Unlock Lisp sorcery in your data structure by implementing Clojure ISeq

People that has gone through The Little Schemer might not find this exciting. One of the things that I discovered while patching Clatrix is that implementing clojure.lang.ISeq interface in your custom data structure unlocks the magic of Lisp composition. By enabling primative operators such as first, next, more, cons, higher-level operations such as map and reduce would just work when operating on your data structure. I find it fascinating that a native Fortran matrix object (through jBLAS) can be made clojury with a few magic operations implemented.

However, getting a deftype implementation of Matrix correct took some effort as these operators are not as simple as they seem.
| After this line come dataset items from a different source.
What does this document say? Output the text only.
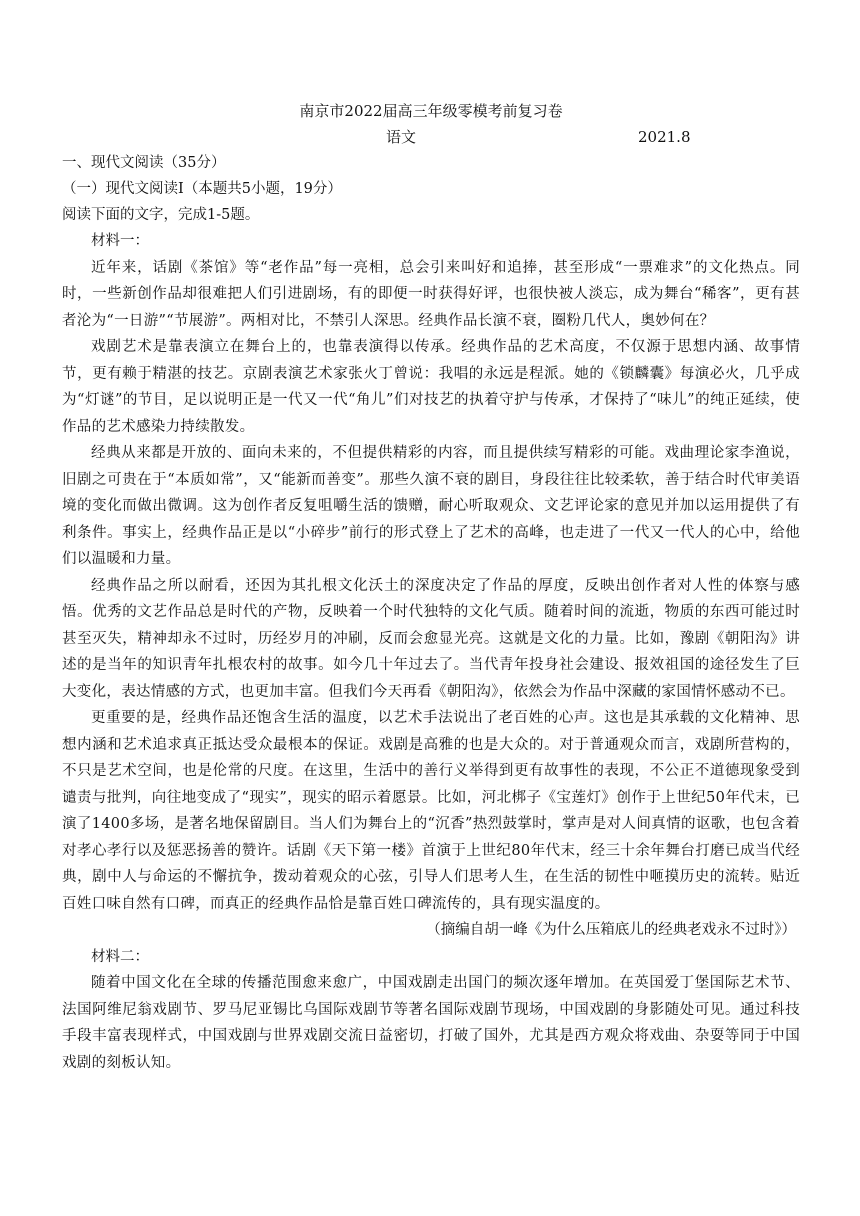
南京市2022届高三年级零模考前复习卷
语文	2021.8
一、现代文阅读（35分）
（一）现代文阅读Ⅰ（本题共5小题，19分）
阅读下面的文字，完成1-5题。

材料一：

近年来，话剧《茶馆》等“老作品”每一亮相，总会引来叫好和追捧，甚至形成“一票难求”的文化热点。同时，一些新创作品却很难把人们引进剧场，有的即便一时获得好评，也很快被人淡忘，成为舞台“稀客”，更有甚者沦为“一日游”“节展游”。两相对比，不禁引人深思。经典作品长演不衰，圈粉几代人，奥妙何在？

戏剧艺术是靠表演立在舞台上的，也靠表演得以传承。经典作品的艺术高度，不仅源于思想内涵、故事情节，更有赖于精湛的技艺。京剧表演艺术家张火丁曾说：我唱的永远是程派。她的《锁麟囊》每演必火，几乎成为“灯谜”的节目，足以说明正是一代又一代“角儿”们对技艺的执着守护与传承，才保持了“味儿”的纯正延续，使作品的艺术感染力持续散发。

经典从来都是开放的、面向未来的，不但提供精彩的内容，而且提供续写精彩的可能。戏曲理论家李渔说，旧剧之可贵在于“本质如常”，又“能新而善变”。那些久演不衰的剧目，身段往往比较柔软，善于结合时代审美语境的变化而做出微调。这为创作者反复咀嚼生活的馈赠，耐心听取观众、文艺评论家的意见并加以运用提供了有利条件。事实上，经典作品正是以“小碎步”前行的形式登上了艺术的高峰，也走进了一代又一代人的心中，给他们以温暖和力量。

经典作品之所以耐看，还因为其扎根文化沃土的深度决定了作品的厚度，反映出创作者对人性的体察与感悟。优秀的文艺作品总是时代的产物，反映着一个时代独特的文化气质。随着时间的流逝，物质的东西可能过时甚至灭失，精神却永不过时，历经岁月的冲刷，反而会愈显光亮。这就是文化的力量。比如，豫剧《朝阳沟》讲述的是当年的知识青年扎根农村的故事。如今几十年过去了。当代青年投身社会建设、报效祖国的途径发生了巨大变化，表达情感的方式，也更加丰富。但我们今天再看《朝阳沟》，依然会为作品中深藏的家国情怀感动不已。

更重要的是，经典作品还饱含生活的温度，以艺术手法说出了老百姓的心声。这也是其承载的文化精神、思想内涵和艺术追求真正抵达受众最根本的保证。戏剧是高雅的也是大众的。对于普通观众而言，戏剧所营构的，不只是艺术空间，也是伦常的尺度。在这里，生活中的善行义举得到更有故事性的表现，不公正不道德现象受到谴责与批判，向往地变成了“现实”，现实的昭示着愿景。比如，河北梆子《宝莲灯》创作于上世纪50年代末，已演了1400多场，是著名地保留剧目。当人们为舞台上的“沉香”热烈鼓掌时，掌声是对人间真情的讴歌，也包含着对孝心孝行以及惩恶扬善的赞许。话剧《天下第一楼》首演于上世纪80年代末，经三十余年舞台打磨已成当代经典，剧中人与命运的不懈抗争，拨动着观众的心弦，引导人们思考人生，在生活的韧性中咂摸历史的流转。贴近百姓口味自然有口碑，而真正的经典作品恰是靠百姓口碑流传的，具有现实温度的。

（摘编自胡一峰《为什么压箱底儿的经典老戏永不过时》）

材料二：

随着中国文化在全球的传播范围愈来愈广，中国戏剧走出国门的频次逐年增加。在英国爱丁堡国际艺术节、法国阿维尼翁戏剧节、罗马尼亚锡比乌国际戏剧节等著名国际戏剧节现场，中国戏剧的身影随处可见。通过科技手段丰富表现样式，中国戏剧与世界戏剧交流日益密切，打破了国外，尤其是西方观众将戏曲、杂耍等同于中国戏剧的刻板认知。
public interface ISeq extends IPersistentCollection {
    Object first();
    ISeq next();
    ISeq more();
    ISeq cons(Object o);
}

For example, say we have a matrix M like so.

=> (def M (matrix [[1 2 3] [4 5 6] [7 8 9]]))
=> M
A 3x3 matrix
-------------
1.00e+00  2.00e+00  3.00e+00 
4.00e+00  5.00e+00  6.00e+00 
7.00e+00  8.00e+00  9.00e+00

Reducing M across its maps is equivalent to a column-wise operation.

=> (reduce #(map + %1 %2) M)
(12.0 15.0 18.0)

Yet for a while this doesn't work because I wasn't careful on my implementation of first.

Consider the case of a 2x2 matrix. A 2x2 matrix is structurally equivalent to a nested vector. Calling first on these would yield:

=> (first [[1 2] [3 4]])
[1 2]
=> (first (matrix [[1 2] [3 4]]))
A 1x2 matrix
-------------
1.00e+00  2.00e+00

And for a 3x1 vector matrix, i.e. one-dimensional, it is equivalent to a regular vector.

=> (first [1 2 3])
1
=> (first (matrix [1 2 3]))
1.0

But here's a tricky bit. What happens during reduce as it keeps recurring next and first?

Let's step this through for (reduce #(map + %1 %2) M). %1 is basically the result so far and %2 is the first of the remaining collection to be processed.

iterationaccumulated (%1)first (%2)remaining
0nil[1 2 3][[1 2 3] [4 5 6] [7 8 9]]
1[1 2 3][4 5 6][[4 5 6] [7 8 9]]
2, bad[5 7 9]7[[7 8 9]]
2, good[5 7 9][7 8 9][[7 8 9]]

The problem arises in the second iteration. Calling (rest [[4 5 6] [7 8 9]]) returns [[7 8 9]]. However, (matrix [[7 8 9]]) is a row vector and (matrix [7 8 9]) is a column vector. Both are considered one dimensional. In either case, first of a vector should return the first element, which is a number. Thus at this iteration, reduce breaks because you can't map a sequence with a number, (map + [5 7 9] 7), to get an accumulated value.

What we want though, is for the second iteration to return [7 8 9] instead because the original matrix is not a vector. Luckily, this particular problem has been solved by my colleague Antonio Garrote when he did this in Java a year ago by keeping a predicate field signifying is this matrix supposed to be vector or not.

So there you have it. If you find yourself needing to implement deftype to build your own data structure in Clojure. Do consider implementing clojure.lang.ISeq to leverage high-level Clojure functions but be careful about those seemingly simplistic primitive operators.